Dahan’s filming techniques also allow multiple views of the same looks, and often looks from one scene emerge again in another later on or hints of one garment in another. For example, the washed denims jackets mixed with plaids, in the beginning, are seen again later slightly differently in three models rowing a boat going somewhere or perhaps in the land of ‘the garden of love.’ 

And the film highlighted the volumes and textures of these spring clothes, showing off the meaning of ‘neo-alchemy’ Galliano spoke about in July. All the clothes convey this experimental mixture of materials, fabric techniques and combinations of garments. 
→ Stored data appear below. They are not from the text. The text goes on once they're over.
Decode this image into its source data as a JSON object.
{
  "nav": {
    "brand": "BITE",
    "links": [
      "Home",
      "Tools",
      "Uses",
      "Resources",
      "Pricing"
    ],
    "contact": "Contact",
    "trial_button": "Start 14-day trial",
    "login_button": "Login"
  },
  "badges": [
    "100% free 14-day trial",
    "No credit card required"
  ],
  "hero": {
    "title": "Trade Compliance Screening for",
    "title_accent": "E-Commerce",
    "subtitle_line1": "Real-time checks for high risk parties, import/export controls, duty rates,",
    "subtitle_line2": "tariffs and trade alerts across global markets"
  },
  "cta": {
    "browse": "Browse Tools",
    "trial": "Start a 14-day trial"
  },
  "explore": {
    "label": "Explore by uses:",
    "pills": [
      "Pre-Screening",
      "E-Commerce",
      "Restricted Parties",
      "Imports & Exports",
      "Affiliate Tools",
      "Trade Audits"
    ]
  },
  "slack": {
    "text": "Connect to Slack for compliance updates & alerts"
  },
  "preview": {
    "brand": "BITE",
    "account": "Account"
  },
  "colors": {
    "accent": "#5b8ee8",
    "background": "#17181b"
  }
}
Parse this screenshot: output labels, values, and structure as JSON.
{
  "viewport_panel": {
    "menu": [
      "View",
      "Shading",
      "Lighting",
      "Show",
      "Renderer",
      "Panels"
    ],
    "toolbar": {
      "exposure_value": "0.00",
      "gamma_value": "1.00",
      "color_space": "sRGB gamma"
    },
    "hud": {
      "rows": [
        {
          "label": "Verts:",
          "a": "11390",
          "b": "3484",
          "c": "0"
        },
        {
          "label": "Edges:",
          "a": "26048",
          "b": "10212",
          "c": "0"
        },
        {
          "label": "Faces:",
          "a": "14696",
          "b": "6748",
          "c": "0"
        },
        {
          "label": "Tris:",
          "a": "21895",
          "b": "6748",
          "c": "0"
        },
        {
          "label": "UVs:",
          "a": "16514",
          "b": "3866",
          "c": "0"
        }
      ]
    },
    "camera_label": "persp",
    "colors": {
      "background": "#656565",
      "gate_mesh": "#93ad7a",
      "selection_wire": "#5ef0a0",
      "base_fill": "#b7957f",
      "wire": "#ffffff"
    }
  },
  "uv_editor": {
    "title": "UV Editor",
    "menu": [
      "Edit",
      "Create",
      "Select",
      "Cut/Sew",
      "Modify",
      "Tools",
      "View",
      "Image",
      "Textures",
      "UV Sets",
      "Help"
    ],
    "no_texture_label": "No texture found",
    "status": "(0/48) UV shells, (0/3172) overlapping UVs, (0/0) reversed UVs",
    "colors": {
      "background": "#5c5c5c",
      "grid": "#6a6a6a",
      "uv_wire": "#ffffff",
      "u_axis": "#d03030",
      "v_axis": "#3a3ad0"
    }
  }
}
The strength of this spring collection lies in the range of outerwear. Herringbone greatcoats, black caban wool coats or in single breast black wool coats, a black sleeveless cape or denim cape over wool coat in shapes that range from slouchy to linear cuts are the inventive range of outerwear worn with hot denim pants and fitted knitwear paired inside. A black wool loden coat merged with a denim jacket in a marriage of dressing codes over different eras. 
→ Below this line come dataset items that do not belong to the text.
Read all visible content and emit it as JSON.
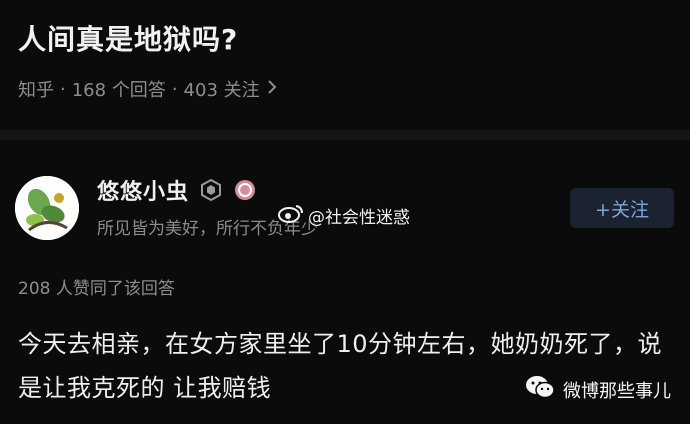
{
  "question": {
    "title": "人间真是地狱吗?",
    "source": "知乎",
    "answer_count": "168 个回答",
    "follower_count": "403 关注"
  },
  "author": {
    "name": "悠悠小虫",
    "bio": "所见皆为美好，所行不负年少",
    "follow_label": "+关注"
  },
  "answer": {
    "likes": "208 人赞同了该回答",
    "content": "今天去相亲，在女方家里坐了10分钟左右，她奶奶死了，说是让我克死的 让我赔钱"
  },
  "watermarks": {
    "weibo_handle": "@社会性迷惑",
    "wechat_account": "微博那些事儿"
  },
  "colors": {
    "background": "#0b0b0c",
    "follow_text": "#7fa3d6"
  }
}
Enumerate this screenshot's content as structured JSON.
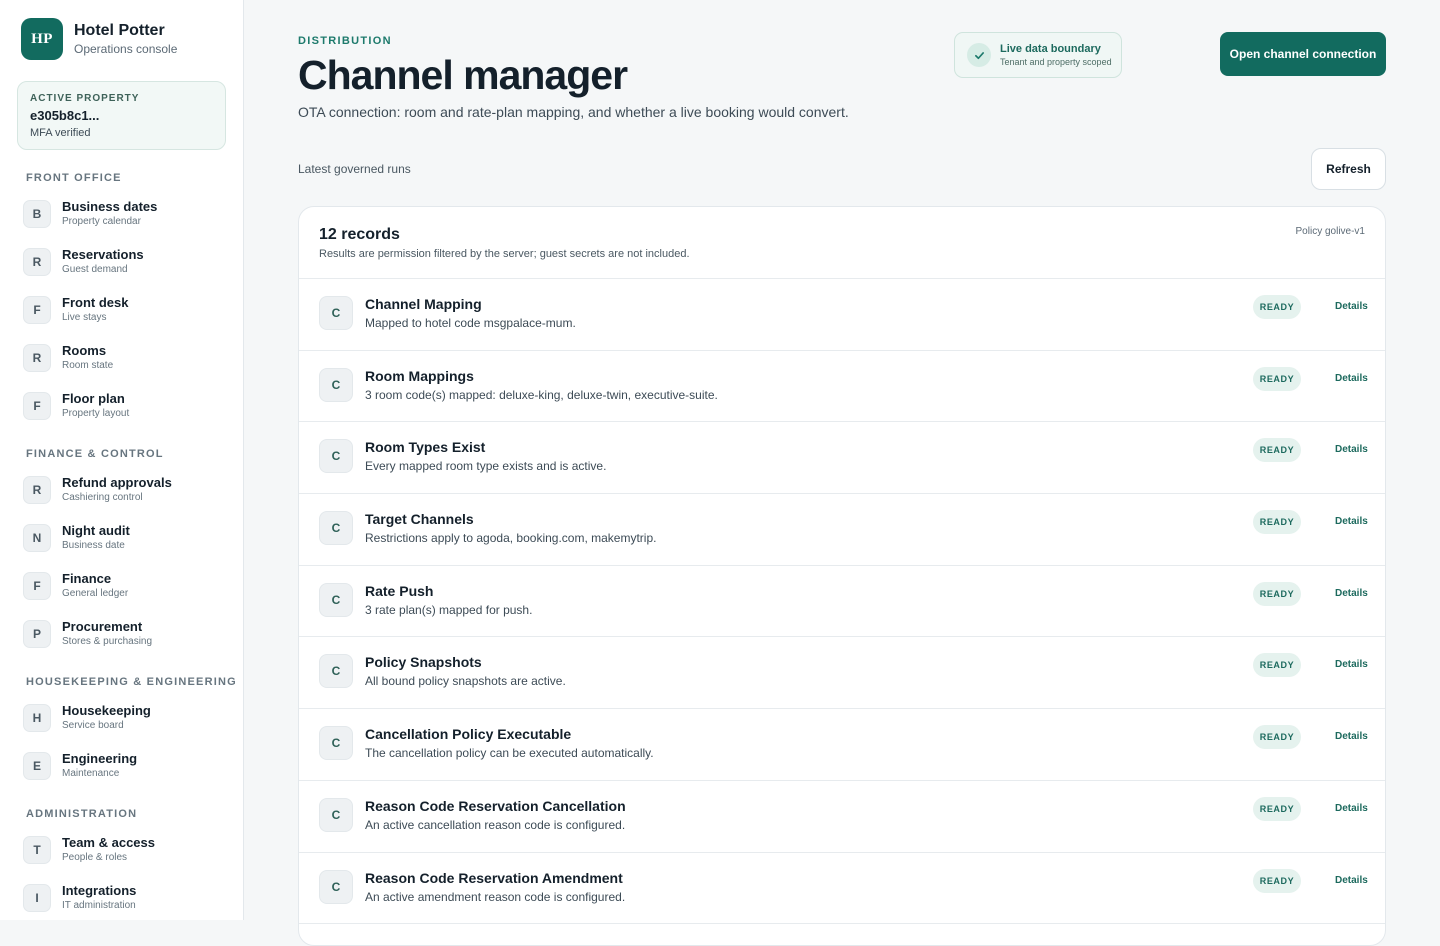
{
  "brand": {
    "logo_text": "HP",
    "name": "Hotel Potter",
    "subtitle": "Operations console"
  },
  "property": {
    "label": "ACTIVE PROPERTY",
    "id": "e305b8c1...",
    "status": "MFA verified"
  },
  "nav": {
    "sections": [
      {
        "title": "FRONT OFFICE",
        "items": [
          {
            "badge": "B",
            "label": "Business dates",
            "sub": "Property calendar"
          },
          {
            "badge": "R",
            "label": "Reservations",
            "sub": "Guest demand"
          },
          {
            "badge": "F",
            "label": "Front desk",
            "sub": "Live stays"
          },
          {
            "badge": "R",
            "label": "Rooms",
            "sub": "Room state"
          },
          {
            "badge": "F",
            "label": "Floor plan",
            "sub": "Property layout"
          }
        ]
      },
      {
        "title": "FINANCE & CONTROL",
        "items": [
          {
            "badge": "R",
            "label": "Refund approvals",
            "sub": "Cashiering control"
          },
          {
            "badge": "N",
            "label": "Night audit",
            "sub": "Business date"
          },
          {
            "badge": "F",
            "label": "Finance",
            "sub": "General ledger"
          },
          {
            "badge": "P",
            "label": "Procurement",
            "sub": "Stores & purchasing"
          }
        ]
      },
      {
        "title": "HOUSEKEEPING & ENGINEERING",
        "items": [
          {
            "badge": "H",
            "label": "Housekeeping",
            "sub": "Service board"
          },
          {
            "badge": "E",
            "label": "Engineering",
            "sub": "Maintenance"
          }
        ]
      },
      {
        "title": "ADMINISTRATION",
        "items": [
          {
            "badge": "T",
            "label": "Team & access",
            "sub": "People & roles"
          },
          {
            "badge": "I",
            "label": "Integrations",
            "sub": "IT administration"
          }
        ]
      }
    ]
  },
  "header": {
    "eyebrow": "DISTRIBUTION",
    "title": "Channel manager",
    "subtitle": "OTA connection: room and rate-plan mapping, and whether a live booking would convert.",
    "boundary_title": "Live data boundary",
    "boundary_sub": "Tenant and property scoped",
    "boundary_icon": "check-icon",
    "primary_button": "Open channel connection"
  },
  "runs": {
    "label": "Latest governed runs",
    "refresh": "Refresh"
  },
  "panel": {
    "count": "12 records",
    "note": "Results are permission filtered by the server; guest secrets are not included.",
    "policy": "Policy golive-v1",
    "rows": [
      {
        "badge": "C",
        "title": "Channel Mapping",
        "desc": "Mapped to hotel code msgpalace-mum.",
        "status": "READY",
        "action": "Details"
      },
      {
        "badge": "C",
        "title": "Room Mappings",
        "desc": "3 room code(s) mapped: deluxe-king, deluxe-twin, executive-suite.",
        "status": "READY",
        "action": "Details"
      },
      {
        "badge": "C",
        "title": "Room Types Exist",
        "desc": "Every mapped room type exists and is active.",
        "status": "READY",
        "action": "Details"
      },
      {
        "badge": "C",
        "title": "Target Channels",
        "desc": "Restrictions apply to agoda, booking.com, makemytrip.",
        "status": "READY",
        "action": "Details"
      },
      {
        "badge": "C",
        "title": "Rate Push",
        "desc": "3 rate plan(s) mapped for push.",
        "status": "READY",
        "action": "Details"
      },
      {
        "badge": "C",
        "title": "Policy Snapshots",
        "desc": "All bound policy snapshots are active.",
        "status": "READY",
        "action": "Details"
      },
      {
        "badge": "C",
        "title": "Cancellation Policy Executable",
        "desc": "The cancellation policy can be executed automatically.",
        "status": "READY",
        "action": "Details"
      },
      {
        "badge": "C",
        "title": "Reason Code Reservation Cancellation",
        "desc": "An active cancellation reason code is configured.",
        "status": "READY",
        "action": "Details"
      },
      {
        "badge": "C",
        "title": "Reason Code Reservation Amendment",
        "desc": "An active amendment reason code is configured.",
        "status": "READY",
        "action": "Details"
      }
    ]
  },
  "colors": {
    "accent": "#126b5f",
    "ready_bg": "#e5f2ee",
    "ready_text": "#1d6a5e"
  }
}
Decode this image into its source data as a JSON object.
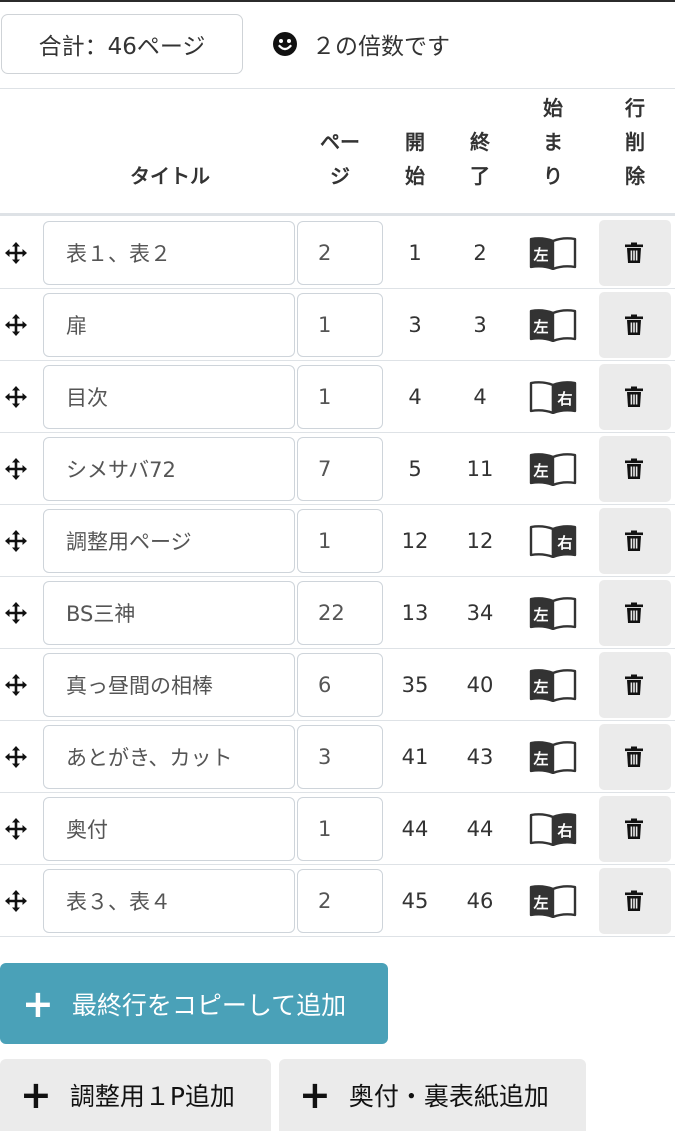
{
  "summary": {
    "total": "合計：46ページ",
    "status": "２の倍数です",
    "status_icon": "smile-icon"
  },
  "table": {
    "headers": {
      "title": "タイトル",
      "pages": [
        "ペー",
        "ジ"
      ],
      "start": [
        "開",
        "始"
      ],
      "end": [
        "終",
        "了"
      ],
      "begin": [
        "始",
        "ま",
        "り"
      ],
      "delete": [
        "行",
        "削",
        "除"
      ]
    },
    "rows": [
      {
        "title": "表１、表２",
        "pages": "2",
        "start": "1",
        "end": "2",
        "side": "左"
      },
      {
        "title": "扉",
        "pages": "1",
        "start": "3",
        "end": "3",
        "side": "左"
      },
      {
        "title": "目次",
        "pages": "1",
        "start": "4",
        "end": "4",
        "side": "右"
      },
      {
        "title": "シメサバ72",
        "pages": "7",
        "start": "5",
        "end": "11",
        "side": "左"
      },
      {
        "title": "調整用ページ",
        "pages": "1",
        "start": "12",
        "end": "12",
        "side": "右"
      },
      {
        "title": "BS三神",
        "pages": "22",
        "start": "13",
        "end": "34",
        "side": "左"
      },
      {
        "title": "真っ昼間の相棒",
        "pages": "6",
        "start": "35",
        "end": "40",
        "side": "左"
      },
      {
        "title": "あとがき、カット",
        "pages": "3",
        "start": "41",
        "end": "43",
        "side": "左"
      },
      {
        "title": "奥付",
        "pages": "1",
        "start": "44",
        "end": "44",
        "side": "右"
      },
      {
        "title": "表３、表４",
        "pages": "2",
        "start": "45",
        "end": "46",
        "side": "左"
      }
    ]
  },
  "buttons": {
    "copy_last": "最終行をコピーして追加",
    "add_adjust": "調整用１P追加",
    "add_colophon": "奥付・裏表紙追加",
    "plus": "+"
  },
  "colors": {
    "accent": "#4aa1b8",
    "gray_button": "#ebebeb",
    "border": "#dee2e6"
  }
}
‘Essorage’ is a washed technique Galliano developed to age the fabrics in a particular manner to erase their previous existence to create a new mood. 

These types of denim treated with this process of enzyme bleach and stonewash treatments debuted in the Artisanal Fall collection. One olive wool coat has a collar and front pockets remnants from a denim jacket sown onto the front lapel of the coat. Another short wool coat has the back taken out and paired with the back part of some other denim jacket. Pants are in oversize large, either worn with black fitted jackets or with dusty charcoal coats. 

The women’s long sequins dress in torn fabrics and dress with the black sheer silk layer of overlay or, as Galliano called them, ‘anonymity of the lining,’ a process that came from Martin Margiela’s Spring 1993 collection. Yellow sheer tulle overlay the large denim pants turned strapless dress or a red tulle sleeveless tank on top of a brown dress/skirt denim dress. A section of white dresses with sheer black overlays demonstrates this ‘heritage’ technique, a different idea of the overt sex clothes shown elsewhere. 

Trompe l’oeil is a technique that Martin Margiela deployed to crush different tempos of the dress together on one garment, often juxtaposing diverse forms onto one seamless surface. But, the mix here that Galliano called ‘inverted snobbery’ is pervasive in the reclaim recycle and reinvented garments that the founder was known for remixing fine and humble materials. Torchons and linings became outer layers. 

And what’s a Galliano collection without bits of poetry, this time coming from the English poet William Blake. ‘I went to the Garden of Love. And saw what I never had seen.’ was the line connecting scenes from Blake 1794’s The Garden of Love, published as part of his collection, Songs of Experience.

Hopefully, Galliano will continue to move forward with the film format instead of immediately returning to the live show runway. A short movie is a compelling and persuasive format for a designer prone to a good dose of the narrative around his clothes. Films are also a dialogue process for a collection that evolved from one season into the next, where experiments materialized into realized new fashion garments.